1) Q: "Social loafing" refers to members of a group working together who exert less effort than they would if they worked alone. What challenges prevent your department/organization and its members from performing optimally? In your experience, what qualities should a "team" have to ensure that each member performs well? What conflict resolution strategies would you use to ensure success?
A: In my past experiences working in groups, the greatest challenge in achieving optimal team performance is always following up on each person’s individual sections to make sure they are of similar quality. If the group does not set a baseline to which each member’s section must meet, if not surpass, then the lack of group communication can lead to uneven proposals and presentations. An effective team should not be afraid of communication with each other to make sure all members are creating quality content, and that there aren’t sections that bring down the group’s work as a whole. In order to ensure success, I would use negotiation or facilitation to mediate any conflicts that arise, as either talking out problems with the rest of the group as a whole or talking specifically with problem members appear to be the best methods to get to the root of why a person isn’t pulling their weight in a group without getting them in unnecessary academic trouble. If a group member fully shirks their responsibilities, then either mediation or arbitration would be more effective ways to resolve the conflict.
2) Q: This article mentions that "social loafing" is universal—meaning that some cultures are lazier than others. Do you agree with this statement? Why or why not, and provide an example to back up your answer. What behaviors are acceptable and unacceptable that contribute to social loafing, and how would you resolve interpersonal conflict with "social loafers"?
A: I agree with Shepperd’s notion regarding cultural laziness in regards to social loafing. The world’s myriad cultures have different opinions on the importance of hard work, all influenced by various factors such as nationality, race, gender, age, or financial status. For instance, if someone was raised in a household where all members of the family pitched in financially to the best of their abilities, that individual would likely be willing to contribute more effort to a collective system because the importance of teamwork was instilled in them during their youth. Behaviors like encouragement and efficiency positively impact social loafing, while personality types and undesirable traits such as egotism, arrogance, and a lack of willingness to cooperate all contribute negatively to social loafing. To resolve these negative behaviors, I would employ negotiation to make sure the group knows to focus on positivity and cohesion instead of division. This method would help the group’s members see their contributions are indispensable and valuable.
3) Q: After reading this article, do you think that there are social loafers on your job? If so, explain. What do you think the managers in your organization can and should do in order to counter the problem, if any, and avoid low productivity in group projects?

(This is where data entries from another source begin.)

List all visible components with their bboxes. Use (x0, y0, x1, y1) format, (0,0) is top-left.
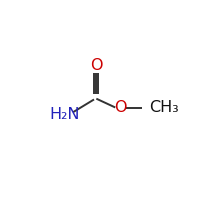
Text: O: O (90, 58, 103, 73)
Text: O: O (114, 100, 126, 115)
Text: CH₃: CH₃ (149, 100, 178, 115)
Text: H₂N: H₂N (50, 107, 80, 122)
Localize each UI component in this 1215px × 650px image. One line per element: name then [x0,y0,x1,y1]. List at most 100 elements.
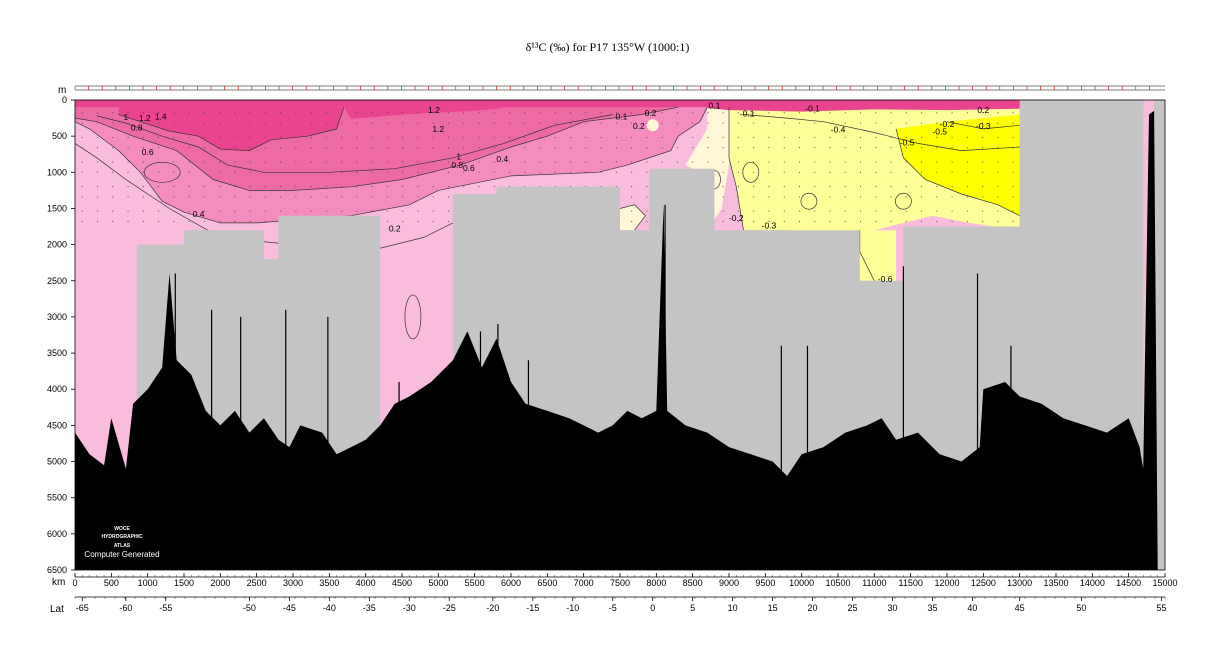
sample-dot [829,171,831,173]
sample-dot [478,171,480,173]
sample-dot [539,171,541,173]
sample-dot [829,136,831,138]
sample-dot [112,147,114,149]
sample-dot [447,161,450,163]
x-tick-label: 12500 [971,578,996,588]
sample-dot [798,161,801,163]
sample-dot [325,112,327,114]
sample-dot [203,122,205,124]
sample-dot [982,171,984,173]
sample-dot [554,136,556,138]
sample-dots [81,112,1014,223]
lat-tick-label: 20 [808,603,818,613]
sample-dot [646,112,648,114]
sample-dot [737,220,739,223]
sample-dot [631,171,633,173]
sample-dot [234,136,236,138]
sample-dot [96,210,99,212]
sample-dot [142,136,144,138]
contour-loop [143,161,181,183]
sample-dot [615,112,617,114]
sample-dot [417,210,419,212]
sample-dot [127,186,129,188]
lat-tick-label: -55 [159,603,172,613]
sample-dot [783,161,785,163]
sample-dot [875,112,877,114]
sample-dot [951,220,953,223]
x-tick-label: 2000 [210,578,230,588]
sample-dot [905,136,907,138]
sample-dot [722,136,724,138]
sample-dot [264,147,266,149]
sample-dot [203,220,205,223]
sample-dot [737,136,739,138]
sample-dot [234,196,236,198]
sample-dot [417,171,419,173]
sample-dot [402,147,404,149]
sample-dot [631,147,633,149]
lat-tick-label: 5 [690,603,695,613]
sample-dot [844,161,846,163]
sample-dot [585,112,587,114]
sample-dot [295,210,297,212]
sample-dot [219,136,221,138]
sample-dot [112,136,114,138]
sample-dot [249,122,251,124]
sample-dot [81,171,83,173]
fill-level-0c [646,119,659,132]
sample-dot [386,186,389,188]
sample-dot [432,196,434,198]
sample-dot [798,186,801,188]
sample-dot [921,161,923,163]
lat-tick-label: -25 [443,603,456,613]
sample-dot [1012,147,1014,149]
sample-dot [493,161,495,163]
sample-dot [432,186,434,188]
sample-dot [1012,210,1014,212]
sample-dot [234,112,236,114]
sample-dot [325,147,327,149]
lat-tick-label: -35 [363,603,376,613]
sample-dot [646,220,648,223]
sample-dot [386,161,389,163]
y-tick-label: 6000 [47,529,67,539]
sample-dot [310,161,312,163]
y-tick-label: 0 [62,95,67,105]
sample-dot [600,147,602,149]
sample-dot [661,112,663,114]
lat-tick-label: -5 [609,603,617,613]
sample-dot [158,220,160,223]
sample-dot [356,196,358,198]
sample-dot [768,220,770,223]
sample-dot [188,171,190,173]
lat-tick-label: -40 [323,603,336,613]
x-tick-label: 8000 [646,578,666,588]
sample-dot [341,112,343,114]
sample-dot [417,196,419,198]
sample-dot [295,136,297,138]
sample-dot [814,186,816,188]
sample-dot [234,210,236,212]
contour-line [743,114,1020,151]
contour-line [619,204,646,231]
bathymetry [75,110,1158,570]
axes: 0500100015002000250030003500400045005000… [47,95,1178,613]
sample-dot [646,171,648,173]
contour-label: -0.1 [740,109,755,119]
sample-dot [173,161,175,163]
sample-dot [768,112,770,114]
sample-dot [310,171,312,173]
sample-dot [173,196,175,198]
sample-dot [921,210,923,212]
sample-dot [127,210,129,212]
contour-label: 0.2 [645,108,657,118]
sample-dot [966,210,968,212]
sample-dot [783,112,785,114]
sample-dot [249,147,251,149]
sample-dot [402,186,404,188]
sample-dot [463,161,465,163]
sample-dot [158,122,160,124]
sample-dot [447,112,450,114]
contour-line [946,121,1020,130]
sample-dot [829,220,831,223]
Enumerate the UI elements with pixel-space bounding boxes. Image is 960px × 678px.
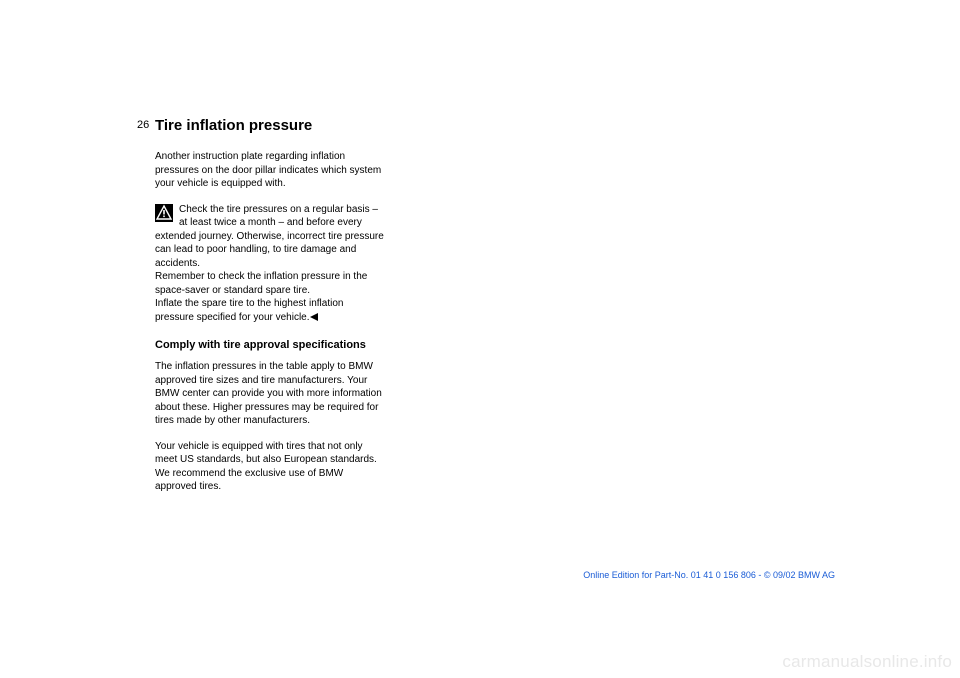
page-title: Tire inflation pressure [155, 117, 385, 134]
subheading: Comply with tire approval specifications [155, 338, 385, 352]
end-mark-icon [310, 312, 318, 326]
warning-text: Check the tire pressures on a reg­ular b… [155, 204, 384, 323]
page-number: 26 [137, 119, 149, 131]
warning-icon [155, 204, 173, 222]
manual-page: 26 Tire inflation pressure Another instr… [155, 117, 385, 506]
body-paragraph-2: Your vehicle is equipped with tires that… [155, 440, 385, 494]
intro-paragraph: Another instruction plate regarding infl… [155, 150, 385, 191]
body-paragraph-1: The inflation pressures in the table app… [155, 360, 385, 428]
watermark-text: carmanualsonline.info [782, 652, 952, 672]
footer-text: Online Edition for Part-No. 01 41 0 156 … [583, 570, 835, 580]
warning-block: Check the tire pressures on a reg­ular b… [155, 203, 385, 325]
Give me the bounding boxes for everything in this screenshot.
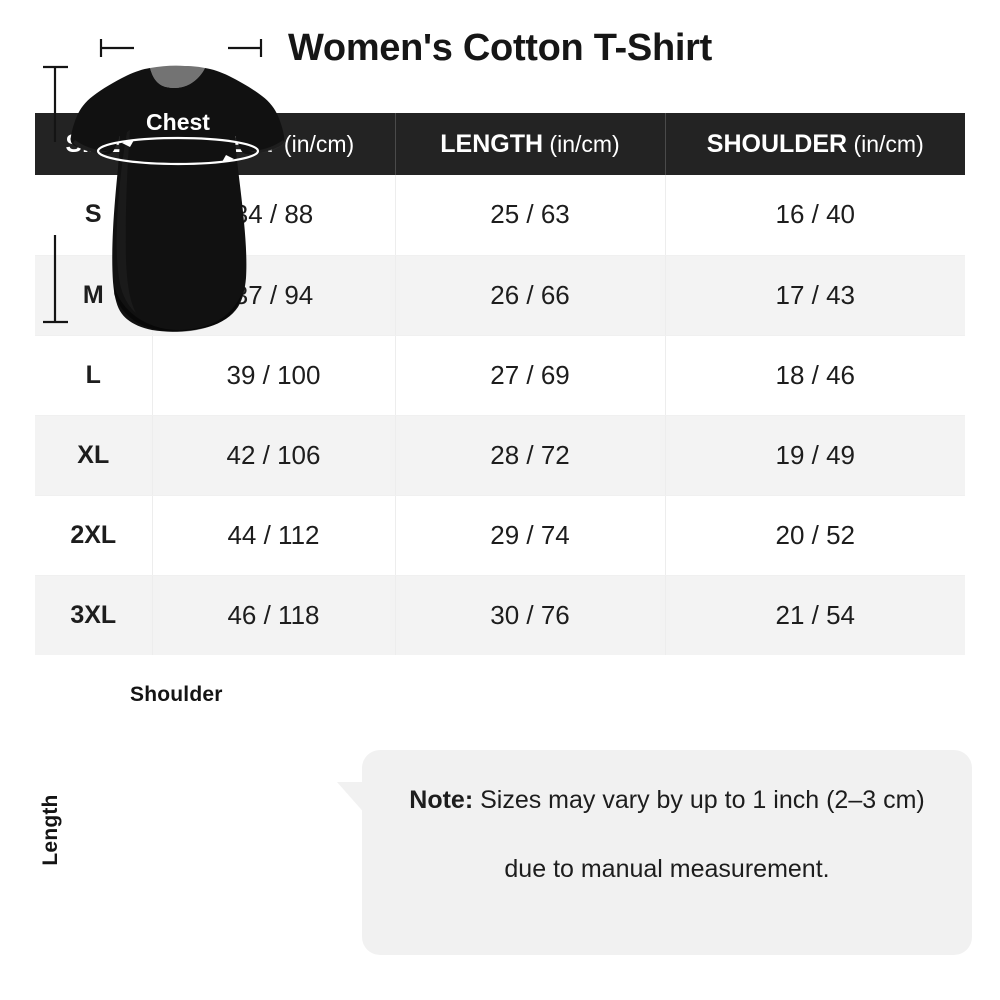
- cell-size: XL: [35, 415, 153, 496]
- cell-length: 30 / 76: [395, 575, 666, 655]
- column-header-shoulder: SHOULDER (in/cm): [665, 113, 965, 175]
- column-header-chest-unit: (in/cm): [277, 130, 355, 157]
- table-body: S 34 / 88 25 / 63 16 / 40 M 37 / 94 26 /…: [35, 175, 965, 655]
- cell-shoulder: 16 / 40: [665, 175, 965, 256]
- column-header-shoulder-label: SHOULDER: [706, 129, 848, 158]
- note-line-2: due to manual measurement.: [504, 855, 830, 883]
- cell-length: 28 / 72: [395, 415, 666, 496]
- cell-size: 2XL: [35, 495, 153, 576]
- shoulder-label: Shoulder: [130, 683, 223, 706]
- cell-length: 25 / 63: [395, 175, 666, 256]
- note-bubble: Note: Sizes may vary by up to 1 inch (2–…: [362, 750, 972, 955]
- chest-label: Chest: [146, 109, 210, 135]
- note-line-1: Note: Sizes may vary by up to 1 inch (2–…: [396, 788, 938, 813]
- column-header-length: LENGTH (in/cm): [395, 113, 666, 175]
- cell-chest: 39 / 100: [152, 335, 396, 416]
- table-row: 3XL 46 / 118 30 / 76 21 / 54: [35, 575, 965, 655]
- cell-chest: 44 / 112: [152, 495, 396, 576]
- cell-size: 3XL: [35, 575, 153, 655]
- length-dimension-line: [43, 65, 68, 324]
- cell-shoulder: 18 / 46: [665, 335, 965, 416]
- tshirt-measurement-diagram: Chest: [43, 39, 285, 332]
- length-label: Length: [39, 794, 62, 866]
- note-text-1: Sizes may vary by up to 1 inch (2–3 cm): [473, 786, 925, 814]
- cell-shoulder: 21 / 54: [665, 575, 965, 655]
- cell-size: L: [35, 335, 153, 416]
- page-title: Women's Cotton T-Shirt: [288, 27, 712, 69]
- table-row: 2XL 44 / 112 29 / 74 20 / 52: [35, 495, 965, 576]
- cell-chest: 42 / 106: [152, 415, 396, 496]
- table-row: L 39 / 100 27 / 69 18 / 46: [35, 335, 965, 416]
- column-header-length-unit: (in/cm): [543, 130, 620, 157]
- column-header-length-label: LENGTH: [440, 129, 544, 158]
- note-prefix: Note:: [409, 786, 474, 814]
- cell-shoulder: 19 / 49: [665, 415, 965, 496]
- cell-shoulder: 17 / 43: [665, 255, 965, 336]
- table-row: XL 42 / 106 28 / 72 19 / 49: [35, 415, 965, 496]
- tshirt-silhouette: [70, 65, 285, 332]
- chest-measurement-marker: [96, 136, 260, 166]
- shoulder-dimension-line: [99, 39, 263, 57]
- cell-length: 29 / 74: [395, 495, 666, 576]
- cell-chest: 46 / 118: [152, 575, 396, 655]
- cell-length: 26 / 66: [395, 255, 666, 336]
- cell-shoulder: 20 / 52: [665, 495, 965, 576]
- column-header-shoulder-unit: (in/cm): [847, 130, 924, 157]
- cell-length: 27 / 69: [395, 335, 666, 416]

A: Students in pursuit of higher education are often given tasks by their professors to be completed in groups, yet, as the article suggests, not everyone in the group participates equally. Often, the students who are most concerned about their futures, or their grades, take on the responsibility of project completion as well as project quality. It should be no surprise then that these students often carry the largest portion of the group work. Researchers have proposed cures for social loafing, which include making the project more interesting, establishing individualism and group cohesiveness, increasing personal involvement, and rewarding those who contribute. For example, the professor could give a group grade as well as an individual grade based on either anonymous grading by peers or individual projection synopsis, where the student outlines their completed tasks within the group for the project.
Masters, M. F., & Albright, R. R. (2002). The complete guide to conflict resolution. New York: AMACOM Books.
Shepperd, J. A. (1995). Remedying motivation and productivity loss in collective settings. Current Directions in Psychological Science, 4(5), 131-134.